S.I.B.O: What is it, do I have it, and how to treat it?
You might be wondering what all the buzz is about a condition called S.I.B.O or asking yourself, ‘could this be affecting me’? In this week’s blog post, we will give you the scoop on what a diagnosis of S.I.B.O. means, common symptoms, and how it can be treated.
S.I.B.O. is an acronym that stands for small intestinal bacterial overgrowth (try saying that one 5 times fast…). As you can tell by the name, this chronic disorder of the intestines means that the affected individual has an overgrowth of bacteria populating their small intestine. A healthy small intestine generally has very few bacteria residing in this part of the digestive tract. Most bacterial life is found in the large intestine. S.I.B.O. is currently being heavily studied for its increasing prevalence today. While no one has found a definite cause of the disorder, researchers have related many cases with probable causes due to low stomach acid secretions and/or reduced gastrointestinal motility. Individuals at higher risk for S.I.B.O. include those with:
Gastric anatomical abnormalities
Irritable Bowel Syndrome
Frequent antibiotic use
H. Pylori Infection
Prolonged use of anti-acids
S.I.B.O. can be difficult to diagnose because it presents with non-specific symptoms that often seem unrelated. Many patients appear to have a variety of different symptoms and no one can tell them what exactly is the cause. Although there are many, some of the most common symptoms of S.I.B.O. include:
Abdominal Pain & Discomfort
Abdominal Bloating and/or Distention
While the presentation of S.I.B.O. is often difficult to discern, testing can help guide you to a diagnosis. One of the most common methods used is a breath test. The test results when gas produced by the bacterial cultures is exhaled after the patient ingests a specific substrate. We predominantly use this type of testing here at PIM and have kits readily available.

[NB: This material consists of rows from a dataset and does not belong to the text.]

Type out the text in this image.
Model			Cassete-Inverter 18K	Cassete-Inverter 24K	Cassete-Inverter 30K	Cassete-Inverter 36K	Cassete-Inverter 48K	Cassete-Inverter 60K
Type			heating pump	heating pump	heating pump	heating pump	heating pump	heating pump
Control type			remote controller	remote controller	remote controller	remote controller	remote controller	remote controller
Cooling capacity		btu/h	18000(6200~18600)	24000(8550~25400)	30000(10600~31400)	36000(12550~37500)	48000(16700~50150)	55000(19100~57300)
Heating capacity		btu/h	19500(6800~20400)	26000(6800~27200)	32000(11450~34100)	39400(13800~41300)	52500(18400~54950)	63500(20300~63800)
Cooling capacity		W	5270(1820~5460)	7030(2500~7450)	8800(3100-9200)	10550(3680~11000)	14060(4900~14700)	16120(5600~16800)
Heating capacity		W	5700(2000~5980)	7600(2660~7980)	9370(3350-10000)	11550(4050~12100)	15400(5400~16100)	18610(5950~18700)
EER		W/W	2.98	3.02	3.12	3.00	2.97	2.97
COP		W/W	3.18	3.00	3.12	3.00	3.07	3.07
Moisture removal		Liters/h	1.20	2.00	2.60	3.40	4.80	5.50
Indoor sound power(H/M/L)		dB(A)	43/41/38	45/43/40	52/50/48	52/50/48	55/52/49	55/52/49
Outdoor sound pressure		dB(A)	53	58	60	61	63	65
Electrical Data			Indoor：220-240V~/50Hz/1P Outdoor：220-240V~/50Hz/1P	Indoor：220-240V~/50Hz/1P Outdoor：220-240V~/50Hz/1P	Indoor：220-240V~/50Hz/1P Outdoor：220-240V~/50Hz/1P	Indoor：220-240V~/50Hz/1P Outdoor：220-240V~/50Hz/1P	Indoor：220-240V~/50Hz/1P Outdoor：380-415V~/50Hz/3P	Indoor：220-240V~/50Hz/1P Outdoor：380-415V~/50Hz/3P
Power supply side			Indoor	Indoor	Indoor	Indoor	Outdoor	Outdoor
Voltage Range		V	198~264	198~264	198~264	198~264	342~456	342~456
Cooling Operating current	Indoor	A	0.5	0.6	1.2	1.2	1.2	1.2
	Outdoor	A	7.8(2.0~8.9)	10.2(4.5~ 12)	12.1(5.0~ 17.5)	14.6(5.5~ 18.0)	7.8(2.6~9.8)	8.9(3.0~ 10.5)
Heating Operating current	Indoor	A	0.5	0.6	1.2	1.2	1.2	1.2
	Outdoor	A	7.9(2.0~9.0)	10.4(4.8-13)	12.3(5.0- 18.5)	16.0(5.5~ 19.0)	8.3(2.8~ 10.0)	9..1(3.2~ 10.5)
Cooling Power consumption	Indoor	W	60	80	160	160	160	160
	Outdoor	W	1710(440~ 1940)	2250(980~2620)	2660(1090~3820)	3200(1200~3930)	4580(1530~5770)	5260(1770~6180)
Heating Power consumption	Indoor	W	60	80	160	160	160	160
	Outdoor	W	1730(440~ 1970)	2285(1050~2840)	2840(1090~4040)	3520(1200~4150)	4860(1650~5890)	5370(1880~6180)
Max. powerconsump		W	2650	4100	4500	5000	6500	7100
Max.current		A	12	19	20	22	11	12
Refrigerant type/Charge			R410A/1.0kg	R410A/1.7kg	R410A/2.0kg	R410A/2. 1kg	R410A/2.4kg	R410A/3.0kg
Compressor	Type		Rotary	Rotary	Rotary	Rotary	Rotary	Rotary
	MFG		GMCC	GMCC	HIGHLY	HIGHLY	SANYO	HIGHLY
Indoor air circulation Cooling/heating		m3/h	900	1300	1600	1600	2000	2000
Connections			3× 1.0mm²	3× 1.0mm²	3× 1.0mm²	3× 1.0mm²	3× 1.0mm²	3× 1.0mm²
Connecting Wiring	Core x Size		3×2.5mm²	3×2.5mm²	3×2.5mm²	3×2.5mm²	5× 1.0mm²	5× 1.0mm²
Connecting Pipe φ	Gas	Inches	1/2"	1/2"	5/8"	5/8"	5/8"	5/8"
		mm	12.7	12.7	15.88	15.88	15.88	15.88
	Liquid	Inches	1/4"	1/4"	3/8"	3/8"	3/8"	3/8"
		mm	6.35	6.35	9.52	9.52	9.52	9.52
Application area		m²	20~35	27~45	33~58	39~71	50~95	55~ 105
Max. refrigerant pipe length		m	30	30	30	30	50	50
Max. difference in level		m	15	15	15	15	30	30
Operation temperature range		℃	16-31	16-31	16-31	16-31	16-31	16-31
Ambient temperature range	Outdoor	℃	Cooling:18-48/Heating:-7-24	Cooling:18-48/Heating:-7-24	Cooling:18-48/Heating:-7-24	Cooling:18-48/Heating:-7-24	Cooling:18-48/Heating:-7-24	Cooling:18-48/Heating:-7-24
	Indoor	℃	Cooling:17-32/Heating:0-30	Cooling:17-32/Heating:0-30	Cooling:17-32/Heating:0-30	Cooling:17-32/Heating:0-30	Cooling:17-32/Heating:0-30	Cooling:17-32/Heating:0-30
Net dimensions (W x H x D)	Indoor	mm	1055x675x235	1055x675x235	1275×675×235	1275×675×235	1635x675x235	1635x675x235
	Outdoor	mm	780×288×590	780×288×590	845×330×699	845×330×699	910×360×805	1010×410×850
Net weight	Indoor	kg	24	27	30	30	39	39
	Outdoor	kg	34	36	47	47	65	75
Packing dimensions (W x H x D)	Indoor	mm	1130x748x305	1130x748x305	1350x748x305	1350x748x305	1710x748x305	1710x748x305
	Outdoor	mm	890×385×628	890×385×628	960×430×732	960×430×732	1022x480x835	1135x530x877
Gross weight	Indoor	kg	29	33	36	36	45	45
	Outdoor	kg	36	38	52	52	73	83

Treatment of S.I.B.O. is one that requires an integrative process, which is why many patients turn to us for care. Often times, these patients have tried many avenues and we are their last stop. Treating S.I.B.O. means treating the root cause. We figure out why the S.I.B.O. developed in the first place. At the same time, we must address and treat the bacterial overgrowth. There are a variety of antimicrobial herbs, medications, and supplements available for this. Additionally, we will evaluate and treat any nutritional deficiencies through diet and supplementation. Some patients find it beneficial to follow a low FODMAP diet or elemental diet to alleviate symptoms during treatment. Lastly, PIM providers help our patients establish diet and lifestyle habits to reduce the chance of S.I.B.O. returning.
We are proud to share that we have many patients who have recovered from S.I.B.O.